Yep, barrel oak :-) Basically, one way to get higher Parker and Laube scores. Many play that game, some refuse to (I do). Oak flavor and tannins are fine up to a point, but cross that line and all you get is vanilla milk shake flavor and drying tannins that bury the fruit. Show me a winery that proudly proclaims they use 100% new oak and I will show you a wine I do not like. Balance is key and lately I buy wines that are made same way I prefer making mine, oak program is carefully dialed in and only determined right at the time before we press (after figuring out just how much oak the fruit can handle, based on vintage conditions, fruit flavors as ferments finish and how much (max) tannin I want in finished wine).
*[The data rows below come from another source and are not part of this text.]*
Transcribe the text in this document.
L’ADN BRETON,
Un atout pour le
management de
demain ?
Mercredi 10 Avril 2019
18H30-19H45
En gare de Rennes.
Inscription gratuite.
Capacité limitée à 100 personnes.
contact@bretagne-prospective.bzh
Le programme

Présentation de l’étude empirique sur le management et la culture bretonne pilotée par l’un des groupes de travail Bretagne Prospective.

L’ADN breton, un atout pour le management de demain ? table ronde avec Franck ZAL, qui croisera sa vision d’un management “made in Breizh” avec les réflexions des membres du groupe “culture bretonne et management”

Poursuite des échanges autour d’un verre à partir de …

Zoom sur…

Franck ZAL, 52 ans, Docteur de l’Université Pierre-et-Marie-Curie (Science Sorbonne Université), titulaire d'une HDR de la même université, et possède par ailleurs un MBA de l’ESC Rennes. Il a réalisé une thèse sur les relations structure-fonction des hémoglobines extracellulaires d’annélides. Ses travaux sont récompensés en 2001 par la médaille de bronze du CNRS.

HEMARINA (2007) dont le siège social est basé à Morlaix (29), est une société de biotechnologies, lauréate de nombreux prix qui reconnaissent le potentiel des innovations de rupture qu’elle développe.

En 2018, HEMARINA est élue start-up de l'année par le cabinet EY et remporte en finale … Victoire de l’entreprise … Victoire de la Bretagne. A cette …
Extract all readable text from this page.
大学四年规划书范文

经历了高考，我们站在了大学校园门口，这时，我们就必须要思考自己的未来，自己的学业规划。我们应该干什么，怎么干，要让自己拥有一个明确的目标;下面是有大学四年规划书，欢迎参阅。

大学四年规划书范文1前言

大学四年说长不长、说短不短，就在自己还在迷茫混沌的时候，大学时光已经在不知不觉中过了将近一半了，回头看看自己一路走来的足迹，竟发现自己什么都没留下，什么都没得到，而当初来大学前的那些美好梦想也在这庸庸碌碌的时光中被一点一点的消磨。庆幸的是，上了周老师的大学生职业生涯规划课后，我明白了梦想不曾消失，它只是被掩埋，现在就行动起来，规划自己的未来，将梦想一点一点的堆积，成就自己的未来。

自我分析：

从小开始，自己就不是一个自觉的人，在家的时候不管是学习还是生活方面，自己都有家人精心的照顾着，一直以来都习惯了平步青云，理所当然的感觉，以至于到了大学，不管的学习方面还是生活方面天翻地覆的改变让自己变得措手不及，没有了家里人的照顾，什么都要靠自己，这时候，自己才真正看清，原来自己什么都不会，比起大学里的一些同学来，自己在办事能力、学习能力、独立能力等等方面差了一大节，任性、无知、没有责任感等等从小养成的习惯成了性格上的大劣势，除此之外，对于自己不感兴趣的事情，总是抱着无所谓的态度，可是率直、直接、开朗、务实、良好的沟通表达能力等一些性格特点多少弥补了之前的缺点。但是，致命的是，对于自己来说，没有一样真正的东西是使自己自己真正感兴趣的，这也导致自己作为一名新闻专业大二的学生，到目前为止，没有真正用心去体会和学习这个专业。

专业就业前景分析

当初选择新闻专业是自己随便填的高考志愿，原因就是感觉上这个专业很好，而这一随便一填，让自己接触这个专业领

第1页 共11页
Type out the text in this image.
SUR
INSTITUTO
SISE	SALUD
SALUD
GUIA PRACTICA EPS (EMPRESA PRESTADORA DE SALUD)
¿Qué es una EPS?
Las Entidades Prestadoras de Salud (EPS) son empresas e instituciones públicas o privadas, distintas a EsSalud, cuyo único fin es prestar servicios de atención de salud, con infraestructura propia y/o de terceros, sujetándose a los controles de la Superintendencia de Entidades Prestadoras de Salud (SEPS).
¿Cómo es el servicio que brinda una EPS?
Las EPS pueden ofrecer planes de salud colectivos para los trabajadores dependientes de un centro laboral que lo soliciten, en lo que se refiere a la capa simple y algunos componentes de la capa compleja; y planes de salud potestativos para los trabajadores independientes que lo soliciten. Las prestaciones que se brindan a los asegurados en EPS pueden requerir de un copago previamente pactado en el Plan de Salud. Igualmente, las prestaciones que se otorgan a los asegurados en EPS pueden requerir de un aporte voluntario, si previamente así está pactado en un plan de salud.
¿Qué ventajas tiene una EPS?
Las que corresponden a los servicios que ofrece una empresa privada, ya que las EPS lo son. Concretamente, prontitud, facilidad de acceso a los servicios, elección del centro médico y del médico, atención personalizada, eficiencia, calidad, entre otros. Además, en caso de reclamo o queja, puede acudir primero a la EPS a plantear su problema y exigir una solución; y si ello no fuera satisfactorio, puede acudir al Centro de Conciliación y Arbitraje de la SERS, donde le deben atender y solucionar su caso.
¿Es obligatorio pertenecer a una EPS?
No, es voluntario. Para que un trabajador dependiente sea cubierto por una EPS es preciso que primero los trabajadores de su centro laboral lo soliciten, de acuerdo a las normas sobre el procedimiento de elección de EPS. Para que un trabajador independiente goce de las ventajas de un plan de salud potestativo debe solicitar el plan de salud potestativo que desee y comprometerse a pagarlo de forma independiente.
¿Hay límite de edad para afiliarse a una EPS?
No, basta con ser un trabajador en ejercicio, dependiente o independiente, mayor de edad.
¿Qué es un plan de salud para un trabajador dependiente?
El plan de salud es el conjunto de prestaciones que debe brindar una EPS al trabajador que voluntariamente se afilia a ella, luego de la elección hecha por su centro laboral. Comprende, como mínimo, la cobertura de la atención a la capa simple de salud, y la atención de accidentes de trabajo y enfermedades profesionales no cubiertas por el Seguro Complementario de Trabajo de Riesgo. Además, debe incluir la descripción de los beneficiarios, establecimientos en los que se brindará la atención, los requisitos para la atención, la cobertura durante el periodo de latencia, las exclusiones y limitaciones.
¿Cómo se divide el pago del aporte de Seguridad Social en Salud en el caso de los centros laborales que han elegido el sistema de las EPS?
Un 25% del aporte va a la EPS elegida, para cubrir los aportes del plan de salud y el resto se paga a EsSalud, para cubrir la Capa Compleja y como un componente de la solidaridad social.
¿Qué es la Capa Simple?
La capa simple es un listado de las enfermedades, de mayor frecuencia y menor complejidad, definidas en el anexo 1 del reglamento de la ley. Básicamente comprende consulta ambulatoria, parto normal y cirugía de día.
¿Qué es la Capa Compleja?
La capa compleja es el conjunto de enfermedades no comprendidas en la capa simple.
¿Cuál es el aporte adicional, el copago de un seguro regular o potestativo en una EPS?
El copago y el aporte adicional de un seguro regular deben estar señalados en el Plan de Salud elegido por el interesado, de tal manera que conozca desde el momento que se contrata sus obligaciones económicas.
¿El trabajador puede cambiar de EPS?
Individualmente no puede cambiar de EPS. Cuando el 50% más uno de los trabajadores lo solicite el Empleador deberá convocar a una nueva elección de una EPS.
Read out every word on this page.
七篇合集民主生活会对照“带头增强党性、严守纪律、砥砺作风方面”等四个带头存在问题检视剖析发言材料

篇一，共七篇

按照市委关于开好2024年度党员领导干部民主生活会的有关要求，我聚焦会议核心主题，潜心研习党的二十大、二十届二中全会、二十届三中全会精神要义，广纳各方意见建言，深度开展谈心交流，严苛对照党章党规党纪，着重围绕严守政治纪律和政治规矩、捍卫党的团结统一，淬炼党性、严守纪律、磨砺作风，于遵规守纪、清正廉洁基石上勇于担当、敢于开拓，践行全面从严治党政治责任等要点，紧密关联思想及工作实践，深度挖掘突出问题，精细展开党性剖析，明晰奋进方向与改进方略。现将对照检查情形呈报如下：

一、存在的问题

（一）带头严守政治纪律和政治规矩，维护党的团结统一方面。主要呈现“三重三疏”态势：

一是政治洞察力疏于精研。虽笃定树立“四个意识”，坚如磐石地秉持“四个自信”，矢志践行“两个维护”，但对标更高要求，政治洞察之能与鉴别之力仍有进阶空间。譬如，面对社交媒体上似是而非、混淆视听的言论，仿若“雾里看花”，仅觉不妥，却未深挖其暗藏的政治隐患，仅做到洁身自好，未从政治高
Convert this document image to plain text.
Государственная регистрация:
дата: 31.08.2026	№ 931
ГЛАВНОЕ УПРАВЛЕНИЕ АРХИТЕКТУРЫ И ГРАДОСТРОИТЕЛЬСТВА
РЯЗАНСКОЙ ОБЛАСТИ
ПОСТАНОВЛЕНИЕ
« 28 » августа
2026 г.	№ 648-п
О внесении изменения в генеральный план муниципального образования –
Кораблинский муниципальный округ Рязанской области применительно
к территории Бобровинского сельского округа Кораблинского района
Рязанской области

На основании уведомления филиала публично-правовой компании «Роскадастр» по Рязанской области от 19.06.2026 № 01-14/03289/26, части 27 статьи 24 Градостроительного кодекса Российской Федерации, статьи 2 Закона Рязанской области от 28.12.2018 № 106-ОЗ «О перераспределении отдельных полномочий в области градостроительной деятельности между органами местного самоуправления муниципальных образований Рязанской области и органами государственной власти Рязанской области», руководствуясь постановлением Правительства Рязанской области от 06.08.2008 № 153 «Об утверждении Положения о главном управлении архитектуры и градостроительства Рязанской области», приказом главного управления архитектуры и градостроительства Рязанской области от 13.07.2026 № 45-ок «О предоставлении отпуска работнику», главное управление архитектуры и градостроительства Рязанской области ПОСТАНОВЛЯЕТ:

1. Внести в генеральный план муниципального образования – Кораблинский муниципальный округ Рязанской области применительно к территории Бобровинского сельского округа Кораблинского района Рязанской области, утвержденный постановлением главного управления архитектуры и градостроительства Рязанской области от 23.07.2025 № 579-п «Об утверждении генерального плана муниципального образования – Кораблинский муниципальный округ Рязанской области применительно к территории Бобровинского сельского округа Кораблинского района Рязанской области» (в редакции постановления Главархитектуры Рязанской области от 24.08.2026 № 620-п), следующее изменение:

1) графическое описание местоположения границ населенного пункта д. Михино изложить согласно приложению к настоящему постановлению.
Different coopers and forests are used for each vineyard, some barrels play nice with vineard A and completely wreak havoc on vineyard B, so it takes some time to figure out what works. Many buy barrels on "name recognition" never spending time to really analyze if they actually work for the fruit sources. Its an ever evolving process of you want it done right, wine barrels is whole new ballgame and science.

I hear you on David Bruce, my comment was on his recent vintages. About 4 years ago a number of us congregated for a weekend soire at Pisoni Estate, toured the 3 vineyards and drank a lot. Brian Loring brought a case of Pinots he bought the day before, one bottle in particular blew all of us away. Yep, David Bruce, made from an up and coming (then) vineyard right below Garys' Vineyard, simply amazing stuff. Too bad they could not reproduce it again. I also tasted through David Bruce Petites about 3 years ago, but even though I could tell the fruit was great, the wines were "killed" IMO by the use of too much new oak, American to boot, which simply did not play nice with the fruit. But that's a real travesty with most of Petite producers, Petite by definition, has plenty of tannic structure via small berry/thick skin ratio and forcing yet another layer of tannin and oak flavors only muddles the whole deal. If you look at the best made CA Petites, all of them are made with neutral oak: Pride (no longer made), Switchback Ridge, Corte Riva, Outpost, Robert Foley. I'll add mine to the list since I learned from these guys. This is the premier Petite shelf, bar none. Once you move away from that, you start seeing new oak in spades and in a blind tasting the difference is profound.